Cool Streets Helps Save The Environment – And Electricity Consumption
Urban homeowners can do their part to fight the effects of climate change by planting more trees – and even lower their own monthly electricity bill while helping to protect the environment from global warming.
Even just planting a small tree in your yard can make a difference on your monthly costs, and by letting the tree mature, you can save as much as $400 each year – according to a Cool Streets initiative, developed by architect Dr. Libby Gallagher. Gallagher’s PhD studied the impact of street design on temperatures and electricity costs.
“I found that you could basically achieve much higher levels of reduced energy consumption by planting effective trees on their street,” Gallagher said. “As the trees grow, the projected outcome for these streets was that when (the trees) were at maturity, they could achieve really significant benefits … providing shading, shaving electricity bills.”
Using data-modelling software, Gallagher’s study examined potential environmental outcomes generated by different layouts and tree species, focusing primarily on brush box trees, claret ash, deciduous, and gum trees. According to Gallagher’s results, trees should be more than seven metres tall to achieve the most benefit, but even a five-metre tall tree can provide savings of up to $100.

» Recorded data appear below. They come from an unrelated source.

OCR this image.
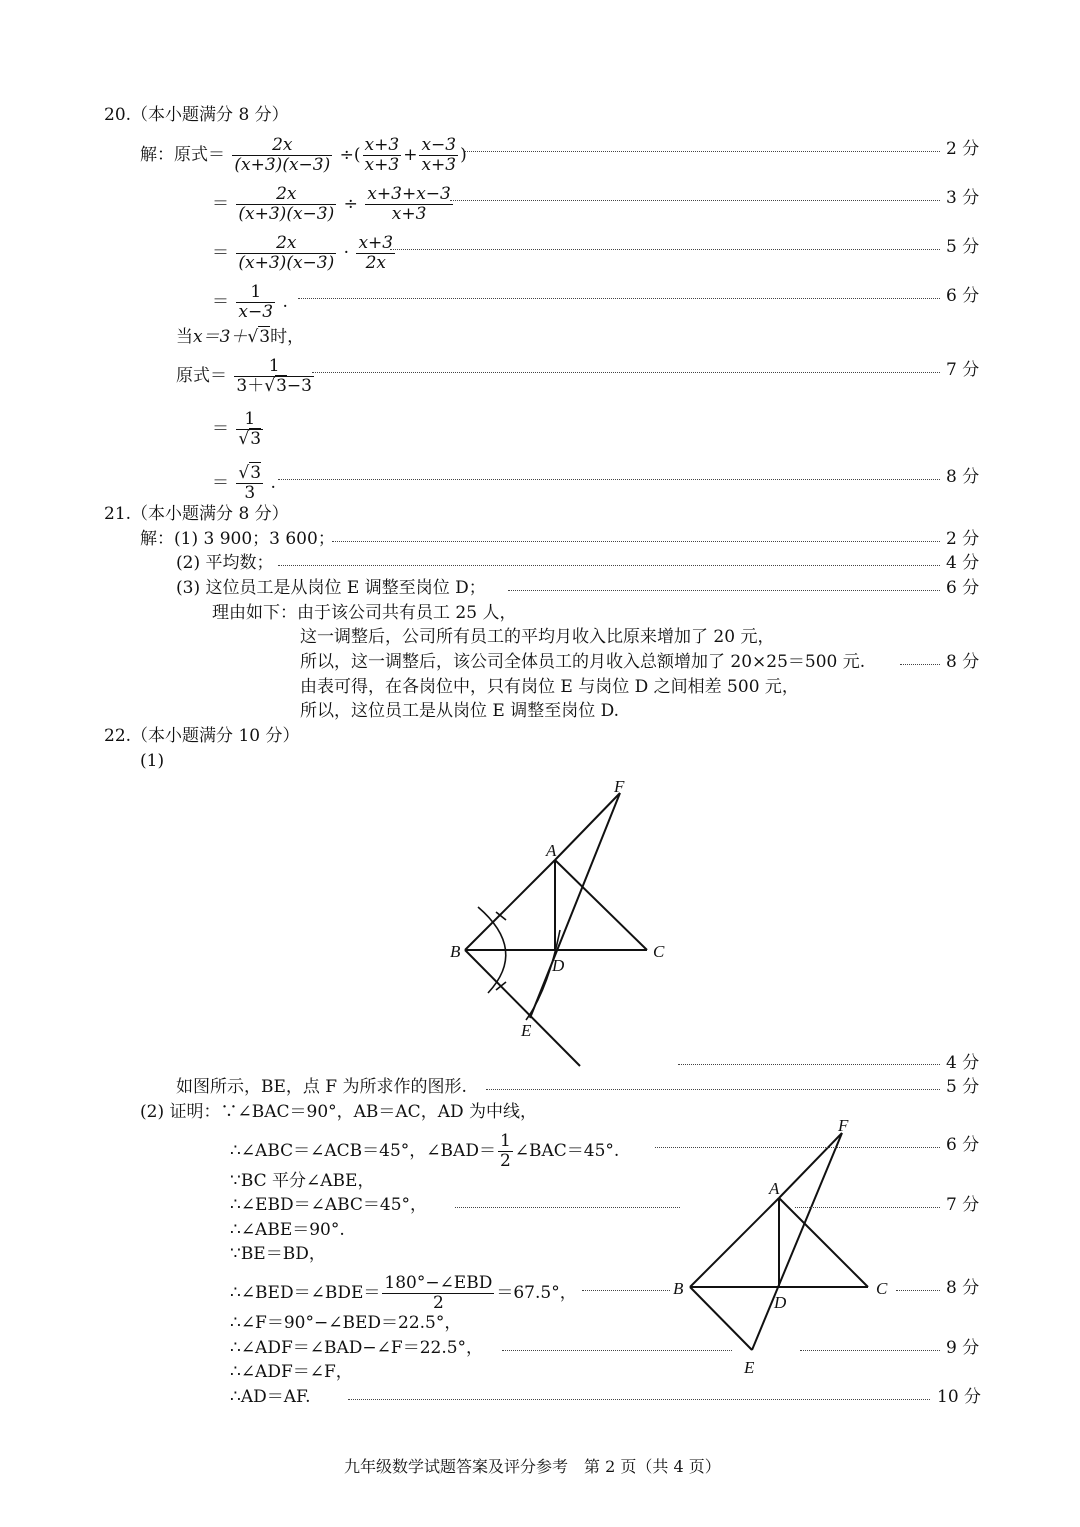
20.（本小题满分 8 分）
解：原式＝ $\frac{2x}{(x+3)(x-3)}$ ÷( $\frac{x+3}{x+3} + \frac{x-3}{x+3}$ )	2 分
＝ $\frac{2x}{(x+3)(x-3)} \div \frac{x+3+x-3}{x+3}$	3 分
＝ $\frac{2x}{(x+3)(x-3)} \cdot \frac{x+3}{2x}$	5 分
＝ $\frac{1}{x-3}$ .	6 分
当x＝3＋√3时，
原式＝ $\frac{1}{3+√3-3}$	7 分
＝ $\frac{1}{√3}$
＝ $\frac{√3}{3}$ .	8 分
21.（本小题满分 8 分）
解：(1) 3 900；3 600；	2 分
(2) 平均数；	4 分
(3) 这位员工是从岗位 E 调整至岗位 D；	6 分
理由如下：由于该公司共有员工 25 人，
这一调整后，公司所有员工的平均月收入比原来增加了 20 元，
所以，这一调整后，该公司全体员工的月收入总额增加了 20×25＝500 元.	8 分
由表可得，在各岗位中，只有岗位 E 与岗位 D 之间相差 500 元，
所以，这位员工是从岗位 E 调整至岗位 D.
22.（本小题满分 10 分）
(1)
F
A
B	C
D
E
F
A
B	C
D
E
4 分
如图所示，BE，点 F 为所求作的图形.	5 分
(2) 证明：∵∠BAC＝90°，AB＝AC，AD 为中线，
∴∠ABC＝∠ACB＝45°，∠BAD＝ $\frac{1}{2}$ ∠BAC＝45°.	6 分
∵BC 平分∠ABE，
∴∠EBD＝∠ABC＝45°，	7 分
∴∠ABE＝90°.
∵BE＝BD，
∴∠BED＝∠BDE＝ $\frac{\text{180°−∠EBD}}{2} =67.5^\circ$，	8 分
∴∠F＝90°−∠BED＝22.5°，
∴∠ADF＝∠BAD−∠F＝22.5°，	9 分
∴∠ADF＝∠F，
∴AD＝AF.	10 分
九年级数学试题答案及评分参考　第 2 页（共 4 页）
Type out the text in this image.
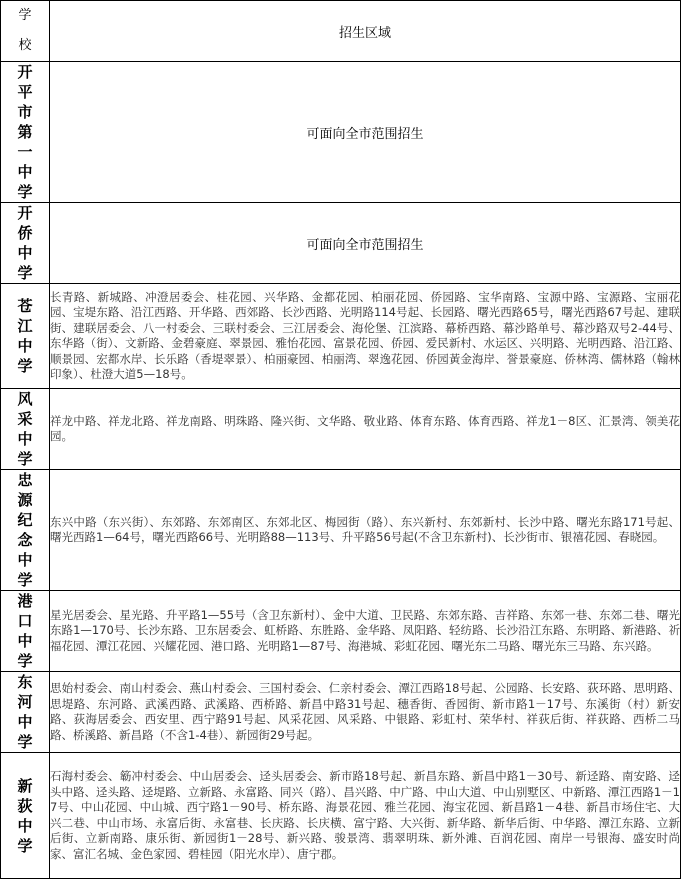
学校	招生区域
开平市第一中学	可面向全市范围招生
开侨中学	可面向全市范围招生
苍江中学	长青路、新城路、冲澄居委会、桂花园、兴华路、金都花园、柏丽花园、侨园路、宝华南路、宝源中路、宝源路、宝丽花园、宝堤东路、沿江西路、开华路、西郊路、长沙西路、光明路114号起、长园路、曙光西路65号，曙光西路67号起、建联街、建联居委会、八一村委会、三联村委会、三江居委会、海伦堡、江滨路、幕桥西路、幕沙路单号、幕沙路双号2-44号、东华路（街）、文新路、金碧豪庭、翠景园、雅怡花园、富景花园、侨园、爱民新村、水运区、兴明路、光明西路、沿江路、顺景园、宏都水岸、长乐路（香堤翠景）、柏丽豪园、柏丽湾、翠逸花园、侨园黃金海岸、誉景豪庭、侨林湾、儒林路（翰林印象）、杜澄大道5—18号。
风采中学	祥龙中路、祥龙北路、祥龙南路、明珠路、隆兴街、文华路、敬业路、体育东路、体育西路、祥龙1－8区、汇景湾、领美花园。
忠源纪念中学	东兴中路（东兴街）、东郊路、东郊南区、东郊北区、梅园街（路）、东兴新村、东郊新村、长沙中路、曙光东路171号起、曙光西路1—64号，曙光西路66号、光明路88—113号、升平路56号起(不含卫东新村)、长沙街市、银禧花园、春晓园。
港口中学	星光居委会、星光路、升平路1—55号（含卫东新村）、金中大道、卫民路、东郊东路、吉祥路、东郊一巷、东郊二巷、曙光东路1—170号、长沙东路、卫东居委会、虹桥路、东胜路、金华路、凤阳路、轻纺路、长沙沿江东路、东明路、新港路、祈福花园、潭江花园、兴耀花园、港口路、光明路1—87号、海港城、彩虹花园、曙光东二马路、曙光东三马路、东兴路。
东河中学	思始村委会、南山村委会、燕山村委会、三国村委会、仁亲村委会、潭江西路18号起、公园路、长安路、荻环路、思明路、思堤路、东河路、武溪西路、武溪路、西桥路、新昌中路31号起、穗香街、香园街、新市路1－17号、东溪街（村）新安路、荻海居委会、西安里、西宁路91号起、风采花园、风采路、中银路、彩虹村、荣华村、祥荻后街、祥荻路、西桥二马路、桥溪路、新昌路（不含1-4巷）、新园街29号起。
新荻中学	石海村委会、簕冲村委会、中山居委会、迳头居委会、新市路18号起、新昌东路、新昌中路1－30号、新迳路、南安路、迳头中路、迳头路、迳堤路、立新路、永富路、同兴（路）、昌兴路、中广路、中山大道、中山别墅区、中新路、潭江西路1－17号、中山花园、中山城、西宁路1－90号、桥东路、海景花园、雅兰花园、海宝花园、新昌路1－4巷、新昌市场住宅、大兴二巷、中山市场、永富后街、永富巷、长庆路、长庆横、富宁路、大兴街、新华路、新华后街、中华路、潭江东路、立新后街、立新南路、康乐街、新园街1－28号、新兴路、骏景湾、翡翠明珠、新外滩、百润花园、南岸一号银海、盛安时尚家、富汇名城、金色家园、碧桂园（阳光水岸）、唐宁郡。
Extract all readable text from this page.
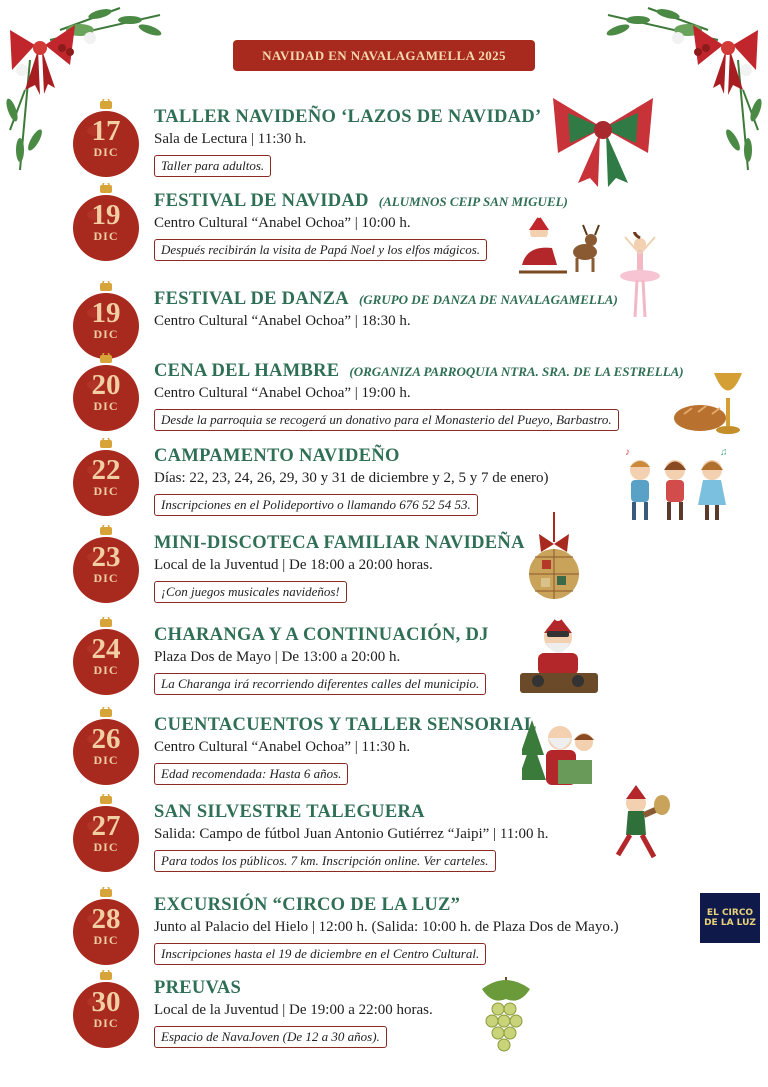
NAVIDAD EN NAVALAGAMELLA 2025
17
DIC
TALLER NAVIDEÑO ‘LAZOS DE NAVIDAD’
Sala de Lectura | 11:30 h.
Taller para adultos.
19
DIC
FESTIVAL DE NAVIDAD (ALUMNOS CEIP SAN MIGUEL)
Centro Cultural “Anabel Ochoa” | 10:00 h.
Después recibirán la visita de Papá Noel y los elfos mágicos.
19
DIC
FESTIVAL DE DANZA (GRUPO DE DANZA DE NAVALAGAMELLA)
Centro Cultural “Anabel Ochoa” | 18:30 h.
20
DIC
CENA DEL HAMBRE (ORGANIZA PARROQUIA NTRA. SRA. DE LA ESTRELLA)
Centro Cultural “Anabel Ochoa” | 19:00 h.
Desde la parroquia se recogerá un donativo para el Monasterio del Pueyo, Barbastro.
22
DIC
CAMPAMENTO NAVIDEÑO
Días: 22, 23, 24, 26, 29, 30 y 31 de diciembre y 2, 5 y 7 de enero)
Inscripciones en el Polideportivo o llamando 676 52 54 53.
23
DIC
MINI-DISCOTECA FAMILIAR NAVIDEÑA
Local de la Juventud | De 18:00 a 20:00 horas.
¡Con juegos musicales navideños!
24
DIC
CHARANGA Y A CONTINUACIÓN, DJ
Plaza Dos de Mayo | De 13:00 a 20:00 h.
La Charanga irá recorriendo diferentes calles del municipio.
26
DIC
CUENTACUENTOS Y TALLER SENSORIAL
Centro Cultural “Anabel Ochoa” | 11:30 h.
Edad recomendada: Hasta 6 años.
27
DIC
SAN SILVESTRE TALEGUERA
Salida: Campo de fútbol Juan Antonio Gutiérrez “Jaipi” | 11:00 h.
Para todos los públicos. 7 km. Inscripción online. Ver carteles.
28
DIC
EXCURSIÓN “CIRCO DE LA LUZ”
Junto al Palacio del Hielo | 12:00 h. (Salida: 10:00 h. de Plaza Dos de Mayo.)
Inscripciones hasta el 19 de diciembre en el Centro Cultural.
30
DIC
PREUVAS
Local de la Juventud | De 19:00 a 22:00 horas.
Espacio de NavaJoven (De 12 a 30 años).
♪	♫
EL CIRCO DE LA LUZ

Dense tree coverage, she said, could lower temperatures in a well-shaded area by as much as seven degrees – which makes a big difference during heat waves like Sydney has experienced this summer, with a record number of days where temperatures exceeded 40 degrees.
According to Dr. Brent Jacobs, research director at the Institute of Sustainable Futures at UTS, trees work to reduce the “heat island effect” caused by the replacement of natural vegetation with infrastructure developments. These buildings absorb and retain heat during the day, contributing to rising temperatures in urban areas.
“Climate change only amplifies that urban heat island effect,” Jacobs said. “Whenever we change the landscape, we’ll get some urban heating going on, but it’s about how we plan those developments … and mitigating the heat before we start.”
The Cool Streets initiative has already been implemented in Blacktown, a western suburb of Sydney. For the trial, residential streets were retrofitted with more sustainable landscaping that uses trees and foliage to help combat the impact of global warming. The project was a collaboration between Cool Streets, Blacktown City Council, and the residents of the Glenwood community.
“Being able to empower these communities to have a discussion and a dialogue about the possibilities for their street allowed them to not only improve their environment, reduce their electricity bills, but also enabled them to feel like they could do something about this radically changing climate,” Gallagher said.
The smaller front and backyards included in most dense housing layouts, like in Blacktown, limits foliage options for most homeowners. The additional yard maintenance work associated with trees could also be a deterrent. Therefore, Gallagher said it’s critical that trees are planted along streets, requiring that city planners and developers step up and incorporate trees into their plans for future neighbourhoods.